Ricinocarpos oliganthus
- Conservation status: Priority One — Poorly Known Taxa (DEC)

Scientific classification
- Kingdom: Plantae
- Clade: Tracheophytes
- Clade: Angiosperms
- Clade: Eudicots
- Clade: Rosids
- Order: Malpighiales
- Family: Euphorbiaceae
- Genus: Ricinocarpos
- Species: R. oliganthus
- Binomial name: Ricinocarpos oliganthus Halford & R.J.F.Hend.

= Ricinocarpos oliganthus =

- Genus: Ricinocarpos
- Species: oliganthus
- Authority: Halford & R.J.F.Hend.
- Conservation status: P1

Species of shrub

Ricinocarpos oliganthus is a species of flowering plant in the family Euphorbiaceae and is endemic to a small area in the south-west of Western Australia. It is a monoecious shrub with linear to narrowly oblong leaves and white to creamy white flowers arranged singly on the ends of branchlets.

==Description==
Ricinocarpos oliganthus is a monoecious shrub that typically grows to height of up to about 1.8 m, its young branchlets more or less glabrous. The leaves are linear to narrowly oblong, 6–10 mm long and 0.8–1.3 mm wide. The upper surface of the leaves is glabrous and the lower surface is covered with white, star-shaped hairs. The flowers are arranged singly on the ends of branchlets with 5 sepals joined at the base and 5 white to creamy white petals. Male flowers are on a slender pedicel 3–5 mm long, the sepal lobes 3.0–3.5 mm long and 1.5–2.0 mm wide. The petals of male flowers are 7.0–7.5 mm long and about 2.8 mm wide and there are about 45 stamens in a central column about 3 mm long. Female flowers are on a stout pedicel 3–4 mm long, the sepal lobes 3.0–3.5 mm long and 2.0–2.4 mm wide. The petals of female flowers are 4.0–4.2 mm long and 1.5–2.2 mm wide. Flowering has been observed in June, and the fruit is an elliptic capsule 7.5–8.0 mm long.

==Taxonomy and naming==
Ricinocarpos oliganthus was first formally described in 2007 by David Halford and Rodney John Francis Henderson in the journal Austrobaileya from specimens collected near the Canna siding in 1996. The specific epithet (oliganthus) means "few-flowered".
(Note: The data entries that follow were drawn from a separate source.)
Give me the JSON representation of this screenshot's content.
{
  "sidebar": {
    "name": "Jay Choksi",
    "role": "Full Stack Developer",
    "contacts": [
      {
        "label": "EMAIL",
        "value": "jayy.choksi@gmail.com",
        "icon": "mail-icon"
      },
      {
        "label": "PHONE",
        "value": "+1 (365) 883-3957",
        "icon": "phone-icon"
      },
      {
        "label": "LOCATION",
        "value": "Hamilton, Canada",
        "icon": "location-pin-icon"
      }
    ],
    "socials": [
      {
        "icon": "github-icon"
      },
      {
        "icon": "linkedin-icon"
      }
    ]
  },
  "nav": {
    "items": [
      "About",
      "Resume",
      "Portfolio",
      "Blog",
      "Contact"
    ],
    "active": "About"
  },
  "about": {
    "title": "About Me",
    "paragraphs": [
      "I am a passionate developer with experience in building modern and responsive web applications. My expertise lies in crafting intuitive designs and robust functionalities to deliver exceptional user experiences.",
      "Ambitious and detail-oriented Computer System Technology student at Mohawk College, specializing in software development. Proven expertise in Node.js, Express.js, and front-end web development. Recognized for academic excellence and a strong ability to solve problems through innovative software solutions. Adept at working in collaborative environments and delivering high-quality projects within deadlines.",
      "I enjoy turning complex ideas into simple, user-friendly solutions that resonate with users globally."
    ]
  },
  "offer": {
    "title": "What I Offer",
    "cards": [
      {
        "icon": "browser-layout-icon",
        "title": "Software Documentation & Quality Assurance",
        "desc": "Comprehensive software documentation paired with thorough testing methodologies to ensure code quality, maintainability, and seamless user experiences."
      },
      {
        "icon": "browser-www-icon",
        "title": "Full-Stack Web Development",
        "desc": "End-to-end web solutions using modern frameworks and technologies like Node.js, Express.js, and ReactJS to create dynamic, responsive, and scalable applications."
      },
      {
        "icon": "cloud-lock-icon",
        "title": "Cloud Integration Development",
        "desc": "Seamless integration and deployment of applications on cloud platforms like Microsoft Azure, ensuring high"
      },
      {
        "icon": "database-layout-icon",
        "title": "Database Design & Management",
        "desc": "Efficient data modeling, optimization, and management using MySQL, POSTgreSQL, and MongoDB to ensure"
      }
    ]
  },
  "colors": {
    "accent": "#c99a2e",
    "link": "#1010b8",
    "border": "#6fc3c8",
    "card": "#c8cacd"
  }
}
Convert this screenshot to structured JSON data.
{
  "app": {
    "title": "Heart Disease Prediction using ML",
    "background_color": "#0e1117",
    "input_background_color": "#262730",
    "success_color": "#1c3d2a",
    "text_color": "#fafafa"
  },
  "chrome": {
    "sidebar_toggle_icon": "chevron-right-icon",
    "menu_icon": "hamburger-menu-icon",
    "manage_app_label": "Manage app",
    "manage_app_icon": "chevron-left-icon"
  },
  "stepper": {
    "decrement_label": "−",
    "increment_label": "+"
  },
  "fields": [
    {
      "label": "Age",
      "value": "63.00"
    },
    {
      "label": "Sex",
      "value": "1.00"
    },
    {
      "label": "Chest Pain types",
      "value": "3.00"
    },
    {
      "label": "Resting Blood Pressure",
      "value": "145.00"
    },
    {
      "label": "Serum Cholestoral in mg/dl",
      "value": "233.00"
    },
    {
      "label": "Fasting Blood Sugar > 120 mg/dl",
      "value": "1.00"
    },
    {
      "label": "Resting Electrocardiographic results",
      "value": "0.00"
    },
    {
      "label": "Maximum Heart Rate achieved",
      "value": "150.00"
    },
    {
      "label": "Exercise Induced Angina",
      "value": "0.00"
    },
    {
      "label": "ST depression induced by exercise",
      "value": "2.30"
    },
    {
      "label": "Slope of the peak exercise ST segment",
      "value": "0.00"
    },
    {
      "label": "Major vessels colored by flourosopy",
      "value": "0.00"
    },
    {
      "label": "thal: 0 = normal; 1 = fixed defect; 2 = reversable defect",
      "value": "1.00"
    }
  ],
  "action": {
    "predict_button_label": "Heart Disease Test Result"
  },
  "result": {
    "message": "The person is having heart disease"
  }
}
==Distribution and habitat==
This species grows is only known from near Morawa in the Avon Wheatbelt bioregion of south-western Western Australia, where it grows in scrub with mallee eucalypts.

==Conservation status==
Ricinocarpos oliganthus is listed as "Priority One" by the Western Australian Government Department of Biodiversity, Conservation and Attractions, meaning that it is known from only one or a few locations that are potentially at risk.